Should my idea be part of an existing site, or its own site?

In general, if a site makes sense as part of a bigger site, it's better to have one big site than a bunch of little niche sites. Site X should be subsumed by site Y if:

  1. Almost all X questions are on-topic for site Y

  2. If Y already exists, it already has a tag for X, and nobody is complaining

  3. You're not creating such a big group that you don't have enough experts to answer all possible questions

  4. There's a high probability that users of site Y would enjoy seeing the occasional question about X

At the rate that people are voting for questions... it will take years to get this proposed site into beta. In my opinion, the subject content of "air quality modeling" is too narrow to attract the number of votes it takes to make it successful. It would be better for the air quality modeling community to take advantage of the current Earth Science stack exchange site, especially since there are already many questions about air quality modeling on the site.

That being said, there may be a happy middle-ground. If the site name was changed to simply "Air Quality", it would broaden the focus (thereby attracting more users/votes) and also provide the means to Question/Answer related questions like "What does the new Regional Haze Rule mean for my state?" or "What are the different types of FRMs and FEMs for PM2.5?".

Or, if we wanted to really attract a high-volume of traffic without losing the theme of modeling, the name could be changed to "Air Quality & Climate Modeling", which could attract a surge of both scientist and non-scientist users/voters. This type of site might even get the momentum to get out of Beta someday.

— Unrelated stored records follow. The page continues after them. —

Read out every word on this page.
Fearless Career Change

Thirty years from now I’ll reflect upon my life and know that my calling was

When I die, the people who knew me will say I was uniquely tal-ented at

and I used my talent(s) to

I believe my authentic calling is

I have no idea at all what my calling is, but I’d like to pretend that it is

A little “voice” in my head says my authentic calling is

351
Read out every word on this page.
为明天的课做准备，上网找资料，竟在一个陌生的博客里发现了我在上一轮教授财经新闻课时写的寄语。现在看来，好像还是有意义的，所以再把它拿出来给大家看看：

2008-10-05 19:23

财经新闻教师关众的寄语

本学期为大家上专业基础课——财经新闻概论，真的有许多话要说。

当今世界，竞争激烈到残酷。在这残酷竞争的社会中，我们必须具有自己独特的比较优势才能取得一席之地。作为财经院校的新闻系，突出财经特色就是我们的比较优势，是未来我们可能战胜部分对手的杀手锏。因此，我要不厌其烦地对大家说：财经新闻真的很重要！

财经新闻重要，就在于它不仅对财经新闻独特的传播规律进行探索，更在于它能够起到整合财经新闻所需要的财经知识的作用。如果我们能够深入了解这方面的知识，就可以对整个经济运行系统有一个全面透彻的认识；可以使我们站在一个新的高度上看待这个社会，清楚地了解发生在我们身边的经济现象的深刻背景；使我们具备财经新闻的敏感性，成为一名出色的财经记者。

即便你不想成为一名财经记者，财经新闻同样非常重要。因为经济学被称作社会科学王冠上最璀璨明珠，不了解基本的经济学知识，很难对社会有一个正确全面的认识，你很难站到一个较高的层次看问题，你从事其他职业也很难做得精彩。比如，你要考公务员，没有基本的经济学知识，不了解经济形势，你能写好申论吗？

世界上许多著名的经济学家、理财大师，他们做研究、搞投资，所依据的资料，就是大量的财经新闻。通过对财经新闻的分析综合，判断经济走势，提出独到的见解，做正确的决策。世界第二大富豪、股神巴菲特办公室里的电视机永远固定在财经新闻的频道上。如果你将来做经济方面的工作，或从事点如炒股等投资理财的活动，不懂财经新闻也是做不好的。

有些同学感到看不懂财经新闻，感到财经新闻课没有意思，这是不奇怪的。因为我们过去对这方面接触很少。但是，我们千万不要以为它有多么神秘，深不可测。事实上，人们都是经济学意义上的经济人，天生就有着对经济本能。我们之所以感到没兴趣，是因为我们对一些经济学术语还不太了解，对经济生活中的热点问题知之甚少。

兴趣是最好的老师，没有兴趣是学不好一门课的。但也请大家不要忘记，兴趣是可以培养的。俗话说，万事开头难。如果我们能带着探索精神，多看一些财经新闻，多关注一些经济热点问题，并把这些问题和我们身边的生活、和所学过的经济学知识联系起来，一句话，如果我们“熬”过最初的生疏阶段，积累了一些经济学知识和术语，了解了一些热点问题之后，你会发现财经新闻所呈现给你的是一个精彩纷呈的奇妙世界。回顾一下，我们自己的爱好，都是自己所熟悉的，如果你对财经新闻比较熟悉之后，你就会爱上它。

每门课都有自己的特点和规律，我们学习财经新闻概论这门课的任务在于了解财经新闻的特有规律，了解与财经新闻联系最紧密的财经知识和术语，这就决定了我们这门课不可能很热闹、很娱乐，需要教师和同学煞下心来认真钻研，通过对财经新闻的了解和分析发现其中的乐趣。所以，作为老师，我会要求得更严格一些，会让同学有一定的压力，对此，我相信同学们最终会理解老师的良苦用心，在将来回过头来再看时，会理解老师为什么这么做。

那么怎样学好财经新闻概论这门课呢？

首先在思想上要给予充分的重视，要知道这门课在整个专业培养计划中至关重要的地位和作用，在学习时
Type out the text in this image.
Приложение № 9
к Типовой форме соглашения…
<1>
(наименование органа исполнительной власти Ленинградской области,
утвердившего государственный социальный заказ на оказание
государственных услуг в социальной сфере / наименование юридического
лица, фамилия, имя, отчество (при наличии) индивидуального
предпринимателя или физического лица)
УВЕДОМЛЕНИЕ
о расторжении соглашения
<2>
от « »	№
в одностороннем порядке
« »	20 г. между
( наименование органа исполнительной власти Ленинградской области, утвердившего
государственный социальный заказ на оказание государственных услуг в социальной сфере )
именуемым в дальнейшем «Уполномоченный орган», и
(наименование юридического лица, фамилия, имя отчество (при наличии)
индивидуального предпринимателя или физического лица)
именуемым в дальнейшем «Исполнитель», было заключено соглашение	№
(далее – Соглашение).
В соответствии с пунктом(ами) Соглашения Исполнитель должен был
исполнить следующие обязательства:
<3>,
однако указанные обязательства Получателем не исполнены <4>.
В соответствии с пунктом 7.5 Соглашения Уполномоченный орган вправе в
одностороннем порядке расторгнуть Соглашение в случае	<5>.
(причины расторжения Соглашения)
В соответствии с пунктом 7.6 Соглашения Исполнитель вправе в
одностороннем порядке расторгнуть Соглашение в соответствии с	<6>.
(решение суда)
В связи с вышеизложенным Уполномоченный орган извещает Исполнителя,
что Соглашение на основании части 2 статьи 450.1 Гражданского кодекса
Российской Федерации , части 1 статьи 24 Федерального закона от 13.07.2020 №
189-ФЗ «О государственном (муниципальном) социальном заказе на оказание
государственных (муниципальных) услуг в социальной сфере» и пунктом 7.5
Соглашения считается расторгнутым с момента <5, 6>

Related to this question, I would like to point out that the lead-in statement for the Air Quality Modeling proposed site is narrow in focus. It says:

Proposed Q&A site for scientists, environmental regulators, and air quality modeling experts from around the world

In my opinion, a public stack exchange site should serve the purpose of anyone interested in the topic, not just professionals and university students. The site should be a public site that welcomes people from all disciplines, not just people that work in our field. If the purpose of the site is to cater to mostly just active air quality model users, a public stack exchange may not be the place for it.
Overall, I think if people could start asking/answering questions about CMAS-related topics now, it would be of great benefit to the user community. Furthermore, I don't see any benefit from having a narrow-focused site, especially if the community has to wait years for it to be enacted.